Take Katy Milkman's 'megastudy' looking at what gets people exercising. This is one of the more technically rigorous studies ever run, carefully field-testing dozens of interventions in parallel with a sample of 61,293 people. But if we look at the best-performing intervention - offering participants little incentives to get back to the gym after missing a workout - it's something we can make sense of as humans as well as scientists. Which of us hasn't experienced that temptation to give up on a difficult new habit after the first small setback?
These two perspectives, the scientific and the empathetic, are a great check on each other. A result that we can't empathise with ("Hmm, I wouldn't have done that") is often a sign that something's gone wrong with our analysis: maybe our randomisation quietly failed and our 'effect' isn't real.
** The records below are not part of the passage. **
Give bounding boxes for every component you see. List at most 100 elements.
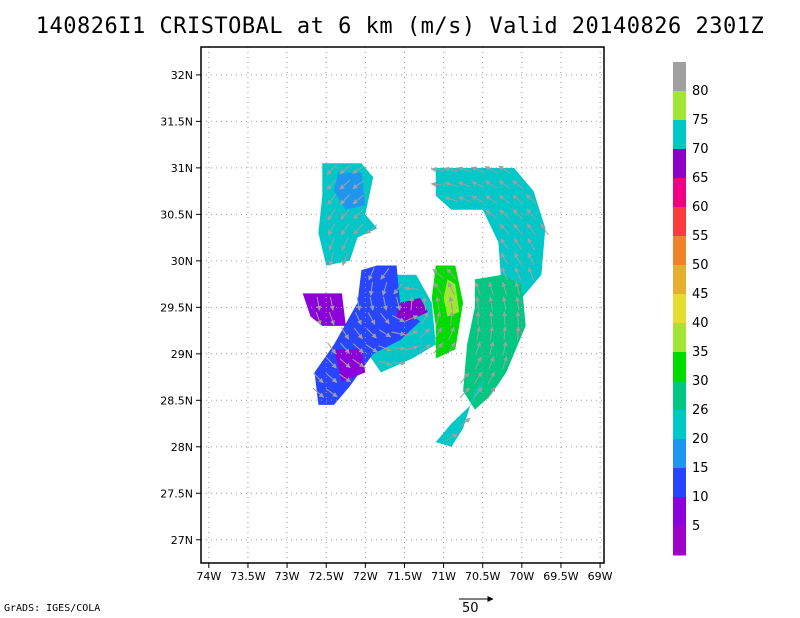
colorbar-label: 50 [692,258,709,273]
wind-vector-115 [512,209,524,220]
colorbar-segment-15 [673,497,686,527]
wind-vector-144 [484,166,498,174]
colorbar-label: 40 [692,316,709,331]
wind-vector-24 [365,343,378,353]
wind-vector-83 [501,281,508,296]
lat-tick-label: 28.5N [160,394,193,407]
wind-vector-107 [513,223,523,235]
wind-vector-124 [498,194,511,205]
wind-vector-68 [422,296,427,311]
lat-tick-label: 28N [171,441,193,454]
lon-tick-label: 73W [275,570,300,583]
wind-vector-52 [391,314,405,323]
wind-vector-31 [475,341,482,355]
wind-vector-79 [434,282,443,295]
wind-region-7 [302,293,346,326]
wind-vector-102 [327,222,336,236]
wind-vector-109 [540,223,549,236]
wind-vector-44 [489,326,495,341]
wind-vector-90 [514,267,522,281]
colorbar-segment-9 [673,323,686,353]
wind-vector-100 [513,237,523,251]
wind-vector-42 [448,326,455,340]
colorbar-segment-4 [673,178,686,208]
wind-vector-48 [328,311,335,326]
wind-vector-50 [367,312,376,325]
colorbar-segment-14 [673,468,686,498]
wind-vector-30 [447,341,456,355]
wind-vector-93 [341,252,348,266]
wind-vector-64 [369,296,375,311]
wind-vector-33 [502,341,508,356]
wind-vector-111 [340,208,350,221]
wind-vector-73 [501,296,507,311]
wind-vector-2 [312,388,325,398]
wind-vector-21 [327,342,337,355]
wind-vector-118 [339,194,351,205]
wind-vector-41 [434,326,443,340]
wind-vector-51 [380,312,390,325]
wind-vector-97 [328,237,335,251]
wind-vector-120 [444,196,459,202]
wind-vector-87 [432,268,444,279]
colorbar-label: 60 [692,200,709,215]
wind-region-4 [435,377,487,447]
wind-vector-36 [366,328,377,339]
wind-vector-123 [485,195,498,204]
wind-vector-131 [444,181,459,187]
wind-vector-54 [421,311,429,325]
wind-vector-60 [515,311,521,326]
wind-vector-32 [489,341,495,356]
plot-frame [200,46,605,564]
wind-vector-72 [488,296,494,311]
software-credit: GrADS: IGES/COLA [4,603,101,614]
wind-vector-132 [457,181,472,188]
wind-vector-12 [487,371,495,385]
colorbar-segment-11 [673,381,686,411]
wind-vector-142 [457,166,472,173]
wind-vector-71 [475,296,481,311]
wind-region-3 [463,274,526,410]
wind-vector-20 [502,356,508,370]
colorbar-label: 30 [692,374,709,389]
colorbar-label: 10 [692,490,709,505]
wind-vector-86 [380,268,390,280]
wind-vector-91 [527,266,535,281]
colorbar-label: 5 [692,519,700,534]
wind-vector-105 [366,224,378,235]
lat-tick-label: 29N [171,348,193,361]
colorbar-segment-12 [673,410,686,440]
wind-vector-78 [404,285,419,291]
wind-vector-37 [378,329,392,338]
map-title: 140826I1 CRISTOBAL at 6 km (m/s) Valid 2… [35,14,765,39]
wind-vector-43 [476,326,481,341]
wind-vector-55 [435,311,442,326]
wind-vector-5 [473,387,483,399]
wind-vector-23 [352,343,364,354]
lat-tick-label: 32N [171,69,193,82]
wind-vector-103 [340,223,350,236]
wind-vector-108 [526,223,536,236]
colorbar-label: 65 [692,171,709,186]
wind-vector-59 [502,311,508,326]
colorbar-segment-1 [673,91,686,121]
wind-vector-126 [525,194,537,205]
wind-vector-127 [326,179,337,191]
wind-vector-96 [527,252,535,266]
wind-vector-46 [515,326,521,341]
wind-vector-28 [418,344,432,353]
wind-vector-94 [500,252,509,266]
wind-vector-140 [430,166,446,172]
wind-vector-134 [484,180,498,189]
wind-vector-6 [487,386,496,399]
wind-vector-98 [341,237,349,251]
wind-vector-117 [327,193,337,206]
colorbar-segment-6 [673,236,686,266]
colorbar-segment-16 [673,526,686,556]
wind-vector-145 [498,165,511,174]
wind-vector-138 [339,164,351,175]
colorbar-label: 75 [692,113,709,128]
wind-region-9 [396,298,428,322]
wind-vector-114 [499,209,511,220]
wind-vector-77 [393,283,403,295]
Similarly, we can tell plausible stories about interventions that don't actually work. Control groups, randomisation, and replication are there to make sure we're not fooling ourselves.
Our tradeoffs in summary
Feasibility You can do this |
vs. | Safety You should do this |
Impact Throwing as much ‘bang’ as you can at the problem |
vs. | Simplicity Not too many moving parts |
Specificity Solving this exact problem in all its detail |
vs. | Durability Finding behavioural insights with truth and relevance that go beyond the current project |
Technical An answer rooted in the science |
vs. | Empathetic An answer directly accessible through common sense and empathy |
A good solution maximises these trade-offs without leaving much slack. It's a thing under tension: we should be able to hear the fibres creaking a bit.